Structural transitions in amorphous H2O and D2O: the effect of temperature

We have recently observed amorphous-amorphous transitions incurred upon decompressing very high density amorphous ice (VHDA) at 140 K from 1.1 to <0.02 GPa in a piston-cylinder setup by monitoring the piston displacement as a function of pressure and by taking powder x-ray diffractograms of quench-recovered samples (Winkel et al 2008 J. Chem. Phys. 128 044510). Here we study the effect of changing the temperature from 77 to 160 K during decompression from 1.1 to <0.02 GPa, and the effect of substituting D2O for H2O at 140 and 143 K. At 77 K all structural transitions are arrested and six-coordinated VHDA is quench recovered.

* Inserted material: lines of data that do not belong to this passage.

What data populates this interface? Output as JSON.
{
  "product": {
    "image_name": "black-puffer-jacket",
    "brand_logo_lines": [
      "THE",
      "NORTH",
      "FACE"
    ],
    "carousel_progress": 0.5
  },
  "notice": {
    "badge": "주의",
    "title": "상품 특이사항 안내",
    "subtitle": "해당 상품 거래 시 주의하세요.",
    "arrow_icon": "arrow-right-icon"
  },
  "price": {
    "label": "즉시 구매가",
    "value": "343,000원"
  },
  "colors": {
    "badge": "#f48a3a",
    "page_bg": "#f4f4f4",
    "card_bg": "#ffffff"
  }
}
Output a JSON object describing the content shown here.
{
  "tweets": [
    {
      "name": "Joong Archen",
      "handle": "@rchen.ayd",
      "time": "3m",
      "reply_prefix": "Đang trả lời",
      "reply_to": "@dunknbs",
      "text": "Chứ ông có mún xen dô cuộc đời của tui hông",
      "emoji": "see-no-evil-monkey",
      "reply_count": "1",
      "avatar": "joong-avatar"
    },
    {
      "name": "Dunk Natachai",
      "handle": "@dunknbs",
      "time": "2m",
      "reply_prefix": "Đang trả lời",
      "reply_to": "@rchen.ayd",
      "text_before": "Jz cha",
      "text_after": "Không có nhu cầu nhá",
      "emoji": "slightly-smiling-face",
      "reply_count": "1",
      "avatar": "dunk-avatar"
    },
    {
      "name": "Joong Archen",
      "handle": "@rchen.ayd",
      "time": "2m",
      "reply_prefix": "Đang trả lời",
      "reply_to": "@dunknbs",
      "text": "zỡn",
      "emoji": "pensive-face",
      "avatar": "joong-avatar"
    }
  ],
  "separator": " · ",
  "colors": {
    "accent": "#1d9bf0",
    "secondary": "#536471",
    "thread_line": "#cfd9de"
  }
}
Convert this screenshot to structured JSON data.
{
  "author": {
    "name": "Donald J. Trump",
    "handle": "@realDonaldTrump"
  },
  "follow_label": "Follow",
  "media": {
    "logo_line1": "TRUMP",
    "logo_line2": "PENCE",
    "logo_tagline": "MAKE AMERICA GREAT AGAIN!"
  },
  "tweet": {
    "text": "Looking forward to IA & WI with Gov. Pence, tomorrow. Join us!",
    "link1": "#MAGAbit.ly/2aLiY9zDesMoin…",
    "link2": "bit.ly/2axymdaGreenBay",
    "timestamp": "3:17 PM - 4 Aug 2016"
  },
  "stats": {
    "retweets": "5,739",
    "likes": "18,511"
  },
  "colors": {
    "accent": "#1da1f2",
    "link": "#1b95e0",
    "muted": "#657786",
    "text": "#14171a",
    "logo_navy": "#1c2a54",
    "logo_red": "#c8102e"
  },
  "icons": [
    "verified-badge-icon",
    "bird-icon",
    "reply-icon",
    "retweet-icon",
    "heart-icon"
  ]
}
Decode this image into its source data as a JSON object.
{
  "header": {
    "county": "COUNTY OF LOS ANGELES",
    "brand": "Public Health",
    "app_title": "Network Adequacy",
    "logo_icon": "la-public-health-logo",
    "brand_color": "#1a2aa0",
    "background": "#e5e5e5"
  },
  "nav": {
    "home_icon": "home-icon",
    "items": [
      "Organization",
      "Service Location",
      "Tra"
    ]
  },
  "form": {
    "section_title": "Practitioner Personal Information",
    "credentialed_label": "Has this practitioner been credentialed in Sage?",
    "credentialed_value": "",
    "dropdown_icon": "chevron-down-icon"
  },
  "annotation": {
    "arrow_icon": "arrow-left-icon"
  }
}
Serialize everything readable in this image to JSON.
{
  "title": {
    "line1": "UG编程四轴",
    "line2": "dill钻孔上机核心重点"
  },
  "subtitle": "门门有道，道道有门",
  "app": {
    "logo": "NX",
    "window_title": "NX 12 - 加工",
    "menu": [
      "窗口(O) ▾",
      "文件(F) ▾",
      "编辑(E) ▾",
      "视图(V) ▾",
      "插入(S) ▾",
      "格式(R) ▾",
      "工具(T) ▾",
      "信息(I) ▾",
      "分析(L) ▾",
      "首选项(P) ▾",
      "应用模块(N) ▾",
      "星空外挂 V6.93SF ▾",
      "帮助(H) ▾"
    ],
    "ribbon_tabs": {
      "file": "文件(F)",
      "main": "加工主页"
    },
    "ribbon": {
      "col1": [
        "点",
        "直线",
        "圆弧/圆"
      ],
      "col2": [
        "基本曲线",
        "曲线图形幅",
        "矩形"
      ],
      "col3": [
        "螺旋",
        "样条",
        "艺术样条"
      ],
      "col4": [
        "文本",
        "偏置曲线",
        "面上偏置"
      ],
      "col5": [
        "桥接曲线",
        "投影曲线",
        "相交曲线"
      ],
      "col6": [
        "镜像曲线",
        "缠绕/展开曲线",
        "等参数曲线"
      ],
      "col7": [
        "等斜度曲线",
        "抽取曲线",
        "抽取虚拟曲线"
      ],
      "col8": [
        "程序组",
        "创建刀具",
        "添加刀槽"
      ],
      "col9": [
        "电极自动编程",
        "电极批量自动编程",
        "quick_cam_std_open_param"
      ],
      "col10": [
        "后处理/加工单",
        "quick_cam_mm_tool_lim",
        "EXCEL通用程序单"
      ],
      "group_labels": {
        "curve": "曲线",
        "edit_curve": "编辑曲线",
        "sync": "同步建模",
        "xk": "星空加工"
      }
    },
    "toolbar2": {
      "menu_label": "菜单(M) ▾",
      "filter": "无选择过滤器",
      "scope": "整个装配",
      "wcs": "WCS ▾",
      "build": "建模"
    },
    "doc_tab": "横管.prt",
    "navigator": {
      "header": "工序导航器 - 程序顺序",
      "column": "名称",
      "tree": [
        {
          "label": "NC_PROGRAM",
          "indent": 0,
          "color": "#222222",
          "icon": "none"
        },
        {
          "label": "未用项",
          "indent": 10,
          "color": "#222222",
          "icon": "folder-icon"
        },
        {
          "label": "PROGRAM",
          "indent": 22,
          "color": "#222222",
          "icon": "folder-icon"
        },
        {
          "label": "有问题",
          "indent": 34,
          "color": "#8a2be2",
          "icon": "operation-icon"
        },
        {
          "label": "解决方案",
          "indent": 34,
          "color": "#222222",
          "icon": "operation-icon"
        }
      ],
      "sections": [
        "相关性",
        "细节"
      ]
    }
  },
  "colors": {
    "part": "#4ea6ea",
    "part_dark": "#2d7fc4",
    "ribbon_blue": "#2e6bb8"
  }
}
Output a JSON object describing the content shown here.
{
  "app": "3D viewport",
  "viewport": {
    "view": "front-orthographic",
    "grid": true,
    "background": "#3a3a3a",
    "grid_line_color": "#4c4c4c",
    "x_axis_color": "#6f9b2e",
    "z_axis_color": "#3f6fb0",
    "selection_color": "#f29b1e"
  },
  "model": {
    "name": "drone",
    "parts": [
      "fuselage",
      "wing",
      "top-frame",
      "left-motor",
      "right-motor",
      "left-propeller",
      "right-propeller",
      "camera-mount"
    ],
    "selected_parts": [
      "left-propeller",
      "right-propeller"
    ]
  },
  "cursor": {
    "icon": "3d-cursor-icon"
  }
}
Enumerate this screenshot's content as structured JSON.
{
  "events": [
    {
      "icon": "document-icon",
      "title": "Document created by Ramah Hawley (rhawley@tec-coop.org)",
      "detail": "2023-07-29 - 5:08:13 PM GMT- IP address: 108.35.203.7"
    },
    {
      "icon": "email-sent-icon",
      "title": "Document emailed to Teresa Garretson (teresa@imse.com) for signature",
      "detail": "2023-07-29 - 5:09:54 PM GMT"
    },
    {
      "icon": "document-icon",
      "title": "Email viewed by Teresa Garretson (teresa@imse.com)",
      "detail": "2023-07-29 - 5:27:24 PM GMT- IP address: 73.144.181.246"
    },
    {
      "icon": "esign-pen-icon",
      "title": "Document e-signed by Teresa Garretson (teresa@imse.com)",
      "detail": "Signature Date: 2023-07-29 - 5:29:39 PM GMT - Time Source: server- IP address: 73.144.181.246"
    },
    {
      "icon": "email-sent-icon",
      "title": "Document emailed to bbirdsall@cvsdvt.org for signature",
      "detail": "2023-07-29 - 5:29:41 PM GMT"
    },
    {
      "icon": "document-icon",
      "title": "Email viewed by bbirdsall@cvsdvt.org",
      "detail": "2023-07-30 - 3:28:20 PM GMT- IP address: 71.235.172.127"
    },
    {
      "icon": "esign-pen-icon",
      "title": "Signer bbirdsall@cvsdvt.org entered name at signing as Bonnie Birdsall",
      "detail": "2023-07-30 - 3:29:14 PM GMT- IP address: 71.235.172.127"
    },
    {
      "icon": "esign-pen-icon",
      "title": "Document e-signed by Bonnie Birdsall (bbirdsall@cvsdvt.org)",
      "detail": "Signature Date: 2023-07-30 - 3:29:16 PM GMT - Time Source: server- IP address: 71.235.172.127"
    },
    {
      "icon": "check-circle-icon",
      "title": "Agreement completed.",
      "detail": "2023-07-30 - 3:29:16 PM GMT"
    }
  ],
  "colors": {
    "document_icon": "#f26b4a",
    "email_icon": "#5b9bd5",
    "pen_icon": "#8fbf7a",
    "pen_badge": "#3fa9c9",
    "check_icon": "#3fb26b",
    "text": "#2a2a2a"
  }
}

At 125-136 K the continuous transition to five-coordinated expanded high density amorphous ice (eHDA) takes place. At 139-140 K, both the continuous transition to eHDA and the quasi-discontinuous transition to four-coordinated LDA are observed, i.e. VHDA -> eHDA -> LDA -> At 142-144 K, crystallization to mixtures of cubic ice Ic and ice IX is observed prior to the quasi-discontinuous transition, i.e. VHDA -> eHDA -> ice Ic/ice IX. At 160 K ice Ic is recovered, which most likely transforms from a high-pressure ice (HPI) such as ice V, i.e. VHDA -> HPI -> ice Ic. Exchanging D2O for H2O at 140 K does not significantly affect the amorphous-amorphous transitions: both the decompression curves and the powder x-ray diffractograms are unaffected within the experimental resolution. However, at 143 K D2O-VHDA can be decompressed according to the sequence VHDA -> eHDA -> LDA, i.e. crystallization can be suppressed at similar to 3 K higher temperatures.